Rupe hired an independent securities broker who told her outside investors would pay $3.4 million, but only if the proposed investors could meet with the majority shareholders and management to discuss long-term financial strategies.
When the other family members refused to meet with the outside investors, Rupe sued claiming shareholder oppression.
A Dallas jury ruled in Rupe’s favor and valued the 18 percent at $7.3 million, which a judge then ordered the other family members to pay Rupe for her ownership interests in RIC.
Justice Jeffrey Boyd, in a 54-page majority opinion, said that the Texas Business Organizations Code does not authorize courts to order a corporation to buy out a minority shareholder’s stock and that there is no common-law cause of action for minority shareholder oppression.
“The court’s decision in this case will dramatically curtail, if not virtually eliminate shareholder oppression claims in Texas,” says Dallas attorney Robert Gilbreath, a partner at Hawkins Parnell Thackston & Young.
“Closely-held corporations appear to be the biggest beneficiaries of this decision, which will free management and the controlling shareholders to make decisions based on their business judgment and the best interests of the corporation without fear of litigation from a dissenting minority shareholder,” says Gilbreath, who represents Ritchie and Dennard in the appeal.
Gilbreath says the Rupe decision will be crucial in dozens of shareholder disputes currently pending across Texas.
One of the biggest is a minority shareholder oppression case brought by Bala Shagrithaya against Richardson-based ARGO Data Resources, a software solutions business for financial and healthcare companies.

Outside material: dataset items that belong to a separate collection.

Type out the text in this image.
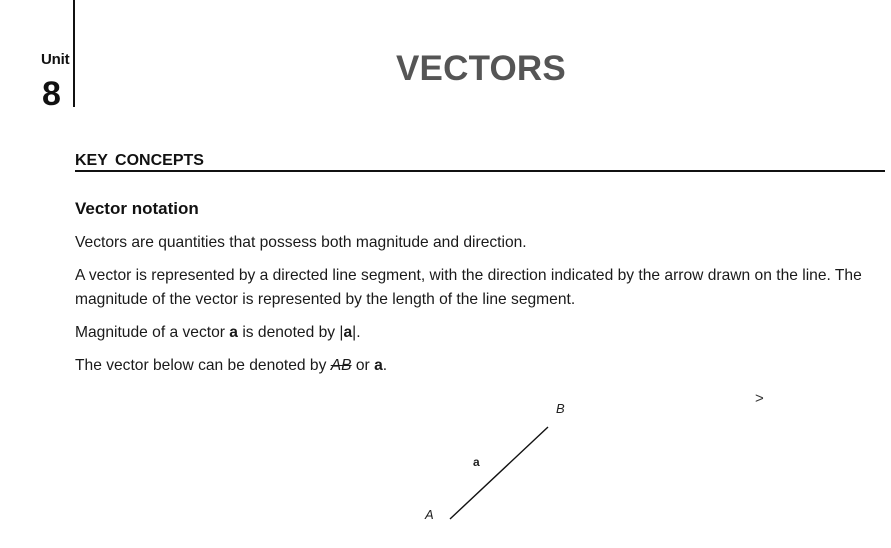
Unit
8
VECTORS
KEY CONCEPTS
Vector notation
Vectors are quantities that possess both magnitude and direction.
A vector is represented by a directed line segment, with the direction indicated by the arrow drawn on the line. The magnitude of the vector is represented by the length of the line segment.
Magnitude of a vector a is denoted by |a|.
The vector below can be denoted by AB or a.
>
A
B
a
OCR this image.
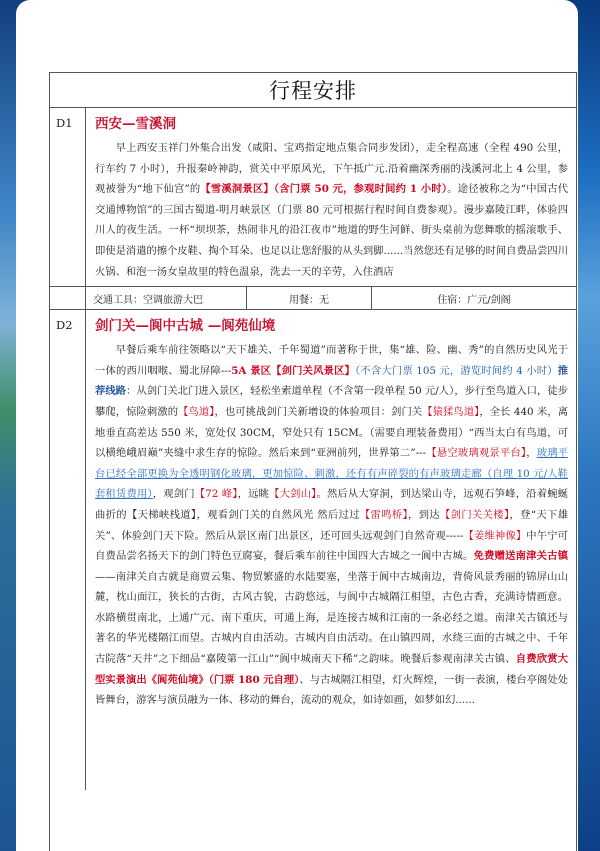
行程安排
D1	西安—雪溪洞
早上西安玉祥门外集合出发（咸阳、宝鸡指定地点集合同步发团），走全程高速（全程 490 公里，行车约 7 小时），升报秦岭神韵，赏关中平原风光，下午抵广元.沿着幽深秀丽的浅溪河北上 4 公里，参观被誉为“地下仙宫”的【雪溪洞景区】（含门票 50 元，参观时间约 1 小时）。途径被称之为“中国古代交通博物馆”的三国古蜀道-明月峡景区（门票 80 元可根据行程时间自费参观）。漫步嘉陵江畔，体验四川人的夜生活。一杯“坝坝茶，热闹非凡的沿江夜市”地道的野生河鲜、街头桌前为您舞歌的摇滚歌手、即使是消遣的擦个皮鞋、掏个耳朵、也足以让您舒服的从头到脚......当然您还有足够的时间自费品尝四川火锅、和泡一汤女皇故里的特色温泉，洗去一天的辛劳，入住酒店
交通工具：空调旅游大巴	用餐：无	住宿：广元/剑阁
D2	剑门关—阆中古城 —阆苑仙境
早餐后乘车前往领略以“天下雄关、千年蜀道”而著称于世，集“雄、险、幽、秀”的自然历史风光于一体的西川咽喉、蜀北屏障---5A 景区【剑门关风景区】（不含大门票 105 元，游览时间约 4 小时）推荐线路：从剑门关北门进入景区，轻松坐索道单程（不含第一段单程 50 元/人），步行至鸟道入口，徒步攀爬，惊险刺激的【鸟道】，也可挑战剑门关新增设的体验项目：剑门关【猿猱鸟道】，全长 440 米，离地垂直高差达 550 米，宽处仅 30CM，窄处只有 15CM。（需要自理装备费用）“西当太白有鸟道，可以横绝峨眉巅”夹缝中求生存的惊险。然后来到“亚洲前列，世界第二”---【悬空玻璃观景平台】，玻璃平台已经全部更换为全透明钢化玻璃，更加惊险、刺激，还有有声碎裂的有声玻璃走廊（自理 10 元/人鞋套租赁费用），观剑门【72 峰】，远眺【大剑山】。然后从大穿洞，到达梁山寺，远观石笋峰，沿着蜿蜒曲折的【天梯峡栈道】，观看剑门关的自然风光 然后过过【雷鸣桥】，到达【剑门关关楼】，登“天下雄关”、体验剑门天下险。然后从景区南门出景区，还可回头远观剑门自然奇观-----【姜维神像】中午宁可自费品尝名扬天下的剑门特色豆腐宴，餐后乘车前往中国四大古城之一阆中古城。免费赠送南津关古镇——南津关自古就是商贾云集、物贸繁盛的水陆要塞，坐落于阆中古城南边，背倚风景秀丽的锦屏山山麓，枕山面江，狭长的古街，古风古貌，古韵悠远，与阆中古城隔江相望，古色古香，充满诗情画意。水路横贯南北，上通广元、南下重庆，可通上海，是连接古城和江南的一条必经之道。南津关古镇还与著名的华光楼隔江而望。古城内自由活动。古城内自由活动。在山镇四周，水绕三面的古城之中、千年古院落“天井”之下细品“嘉陵第一江山”“阆中城南天下稀”之韵味。晚餐后参观南津关古镇、自费欣赏大型实景演出《阆苑仙境》（门票 180 元自理）、与古城隔江相望，灯火辉煌，一街一表演，楼台亭阁处处皆舞台，游客与演员融为一体、移动的舞台，流动的观众，如诗如画，如梦如幻......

Shagrithaya and CEO Max Martin started ARGO in 1980. Martin owns 53 percent of the company and Shagrithaya owns the rest. Shagrithaya sued the company in 2007 after Martin substantially reduced his salary despite huge financial successes for the business.
Shagrithaya demanded that Martin or ARGO buy his shares with no minority discount or issue a $90 million dividend.

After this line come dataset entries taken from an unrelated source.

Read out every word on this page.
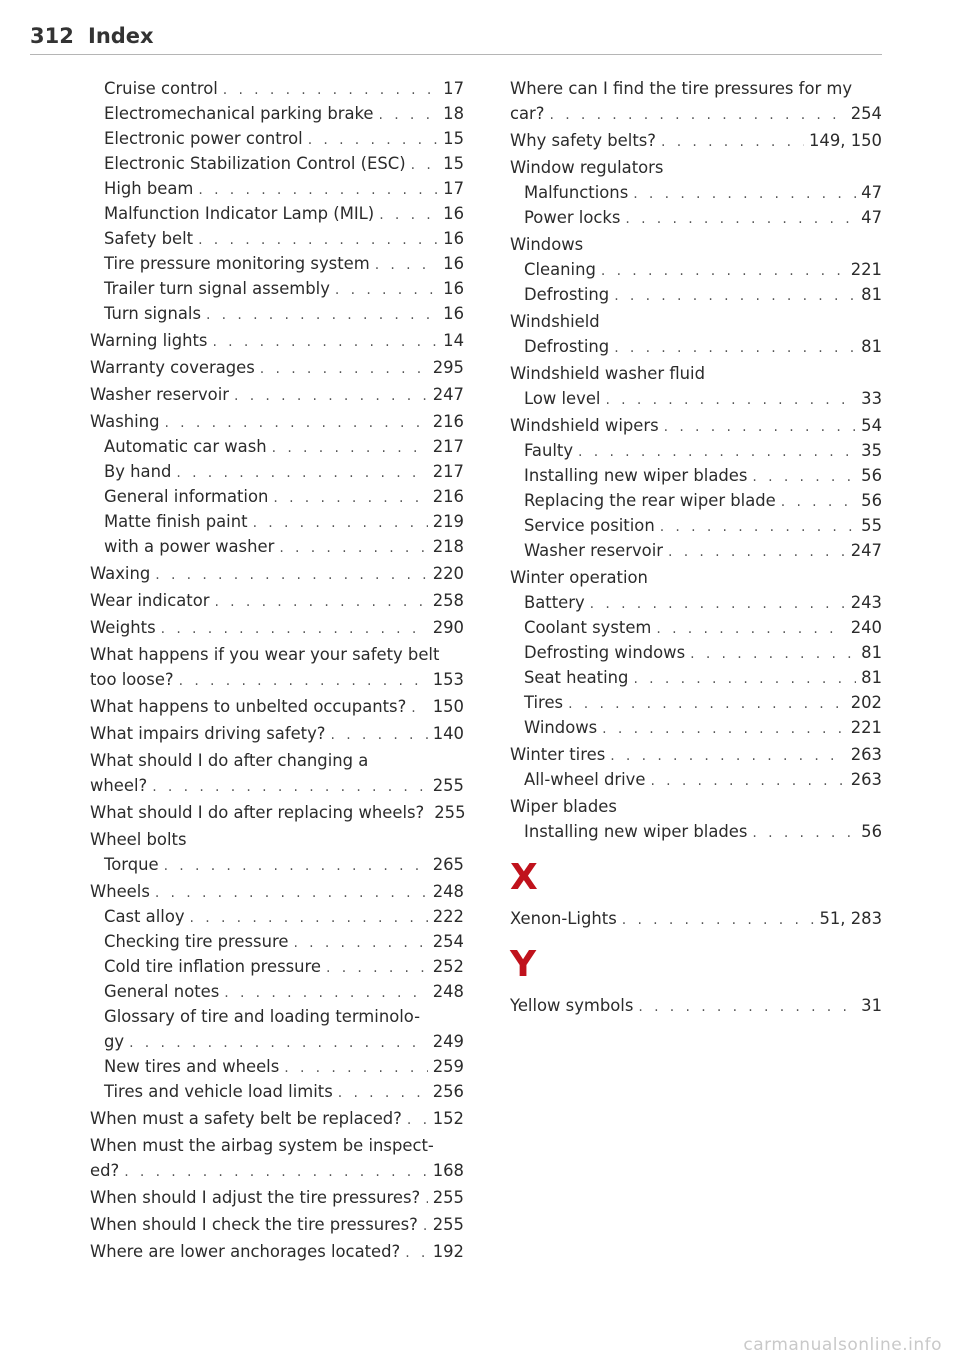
312 Index
Cruise control . . .	17
Electromechanical parking brake . . .	18
Electronic power control . . .	15
Electronic Stabilization Control (ESC) . . . 15
High beam . . .	17
Malfunction Indicator Lamp (MIL) . . .	16
Safety belt . . .	16
Tire pressure monitoring system . . .	16
Trailer turn signal assembly . . .	16
Turn signals . . .	16
Warning lights . . .	14
Warranty coverages . . .	295
Washer reservoir . . .	247
Washing . . .	216
Automatic car wash . . .	217
By hand . . .	217
General information . . .	216
Matte finish paint . . .	219
with a power washer . . .	218
Waxing . . .	220
Wear indicator . . .	258
Weights . . .	290
What happens if you wear your safety belt
too loose? . . .	153
What happens to unbelted occupants? . . . 150
What impairs driving safety? . . .	140
What should I do after changing a
wheel? . . .	255
What should I do after replacing wheels? 255
Wheel bolts
Torque . . .	265
Wheels . . .	248
Cast alloy . . .	222
Checking tire pressure . . .	254
Cold tire inflation pressure . . .	252
General notes . . .	248
Glossary of tire and loading terminolo-
gy . . .	249
New tires and wheels . . .	259
Tires and vehicle load limits . . .	256
When must a safety belt be replaced? . . . 152
When must the airbag system be inspect-
ed? . . .	168
When should I adjust the tire pressures? . . . 255
When should I check the tire pressures? . . . 255
Where are lower anchorages located? . . . 192
Where can I find the tire pressures for my
car? . . .	254
Why safety belts? . . .	149, 150
Window regulators
Malfunctions . . .	47
Power locks . . .	47
Windows
Cleaning . . .	221
Defrosting . . .	81
Windshield
Defrosting . . .	81
Windshield washer fluid
Low level . . .	33
Windshield wipers . . .	54
Faulty . . .	35
Installing new wiper blades . . .	56
Replacing the rear wiper blade . . .	56
Service position . . .	55
Washer reservoir . . .	247
Winter operation
Battery . . .	243
Coolant system . . .	240
Defrosting windows . . .	81
Seat heating . . .	81
Tires . . .	202
Windows . . .	221
Winter tires . . .	263
All-wheel drive . . .	263
Wiper blades
Installing new wiper blades . . .	56
X
Xenon-Lights . . .	51, 283
Y
Yellow symbols . . .	31
carmanualsonline.info
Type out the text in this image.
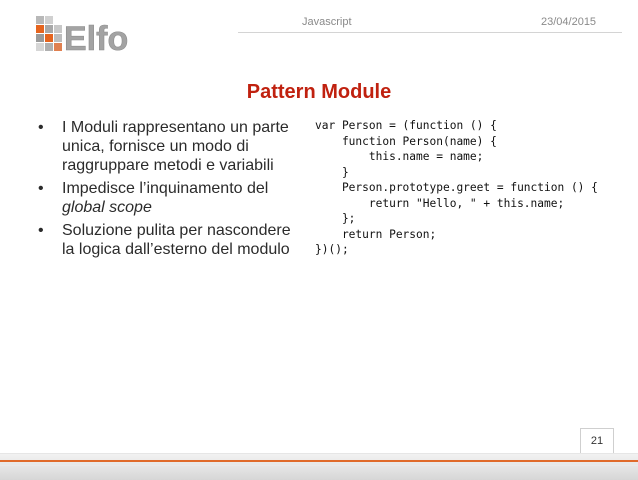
Elfo	Javascript	23/04/2015
Pattern Module
• I Moduli rappresentano un parte unica, fornisce un modo di raggruppare metodi e variabili
• Impedisce l’inquinamento del global scope
• Soluzione pulita per nascondere la logica dall’esterno del modulo
var Person = (function () {
function Person(name) {
this.name = name;
}
Person.prototype.greet = function () {
return "Hello, " + this.name;
};
return Person;
})();
21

In 2009, a Dallas jury heard six weeks of testimony and ruled for Shagrithaya. The court held that Martin’s conduct had oppressed Shagrithaya and Martin and Argo was ordered to pay his long-time minority shareholder his share of an $85 million dividend or $40 million. The Dallas Court of Appeals reversed the trial court but that decision is now on appeal before the Texas Supreme Court.

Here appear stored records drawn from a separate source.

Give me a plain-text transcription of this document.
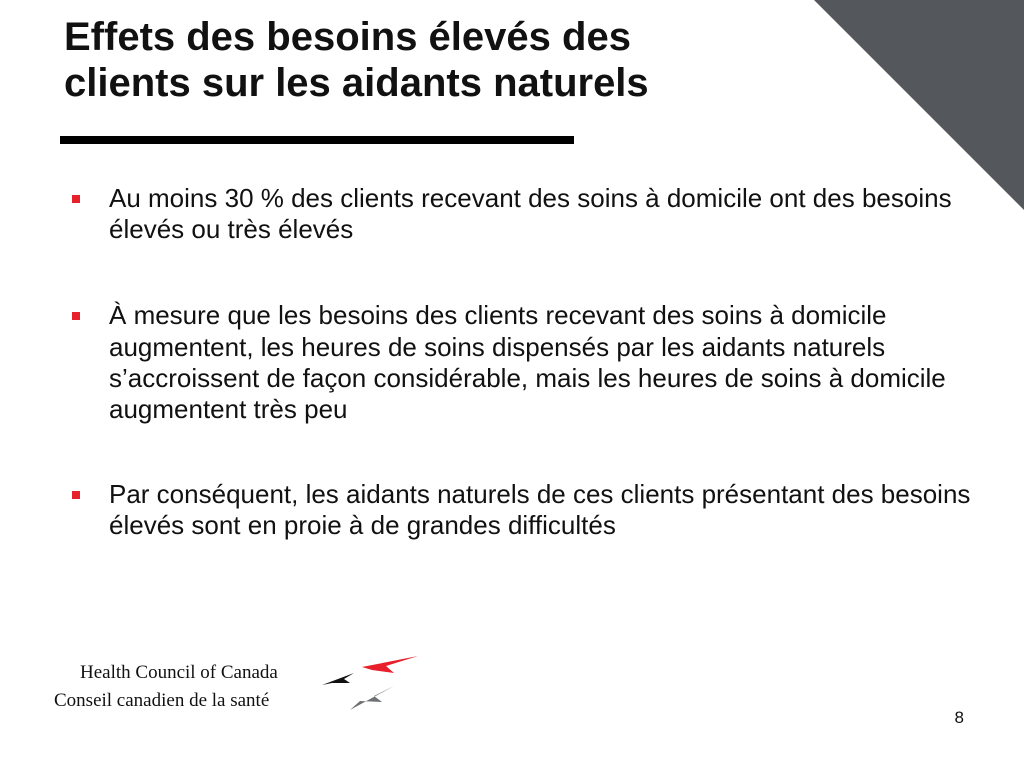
Effets des besoins élevés des
clients sur les aidants naturels
Au moins 30 % des clients recevant des soins à domicile ont des besoins élevés ou très élevés
À mesure que les besoins des clients recevant des soins à domicile augmentent, les heures de soins dispensés par les aidants naturels s’accroissent de façon considérable, mais les heures de soins à domicile augmentent très peu
Par conséquent, les aidants naturels de ces clients présentant des besoins élevés sont en proie à de grandes difficultés
Health Council of Canada
Conseil canadien de la santé
8
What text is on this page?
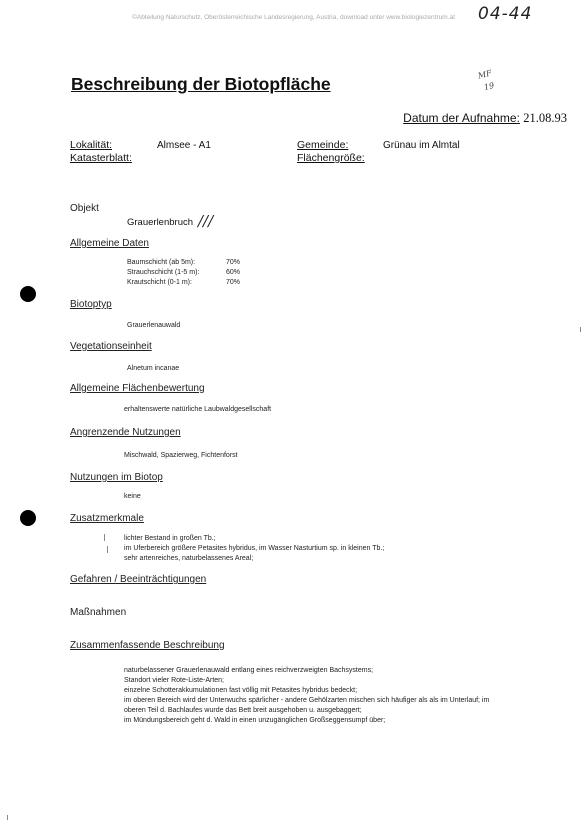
©Abteilung Naturschutz, Oberösterreichische Landesregierung, Austria, download unter www.biologiezentrum.at	04-44
MF
19
Beschreibung der Biotopfläche
Datum der Aufnahme: 21.08.93
Lokalität:	Almsee - A1
Katasterblatt:
Gemeinde:	Grünau im Almtal
Flächengröße:
Objekt
Grauerlenbruch ///
Allgemeine Daten
Baumschicht (ab 5m):	70%
Strauchschicht (1-5 m):	60%
Krautschicht (0-1 m):	70%
Biotoptyp
Grauerlenauwald
Vegetationseinheit
Alnetum incanae
Allgemeine Flächenbewertung
erhaltenswerte natürliche Laubwaldgesellschaft
Angrenzende Nutzungen
Mischwald, Spazierweg, Fichtenforst
Nutzungen im Biotop
keine
Zusatzmerkmale
lichter Bestand in großen Tb.;
im Uferbereich größere Petasites hybridus, im Wasser Nasturtium sp. in kleinen Tb.;
sehr artenreiches, naturbelassenes Areal;
Gefahren / Beeinträchtigungen
Maßnahmen
Zusammenfassende Beschreibung
naturbelassener Grauerlenauwald entlang eines reichverzweigten Bachsystems;
Standort vieler Rote-Liste-Arten;
einzelne Schotterakkumulationen fast völlig mit Petasites hybridus bedeckt;
im oberen Bereich wird der Unterwuchs spärlicher - andere Gehölzarten mischen sich häufiger als als im Unterlauf; im
oberen Teil d. Bachlaufes wurde das Bett breit ausgehoben u. ausgebaggert;
im Mündungsbereich geht d. Wald in einen unzugänglichen Großseggensumpf über;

Steve Aldous, a lawyer representing Ann Rupe, says the Supreme Court decision is “short-sighted” and “ignores many realities that minority shareholders face on a regular basis.”
“The argument the court makes is disingenuous in that regard because it continually cites to derivative causes of action which are absolutely no help to individual shareholders and are consistently thrown out of court for seeking a remedy for an individual shareholder rather than the corporation, which has nothing to do with oppressive conduct,” says Aldous, a partner at Forshey Prostok in Dallas.
“The whole opinion is a discussion of what should take place in the perfect world—directors should not oppress the minority interest, they should only act with business judgment for the corporation, the parties should have a buy/sell agreement, the corporation can elect to be declared a closely held entity,” he says. “Of course, the rest of us live in the real world where money sometimes motivates the majority interest to squeeze out the minority interest and thereby obtain a windfall by getting the minority’s ownership interest at a fraction of the value.
“Now the Supreme Court has basically said tough luck, all to ‘keep courts out of corporate governance’,” says Aldous. “Sometimes the law has to step in and protect the legitimate property interest of those who have no remedy for wrongful acts.”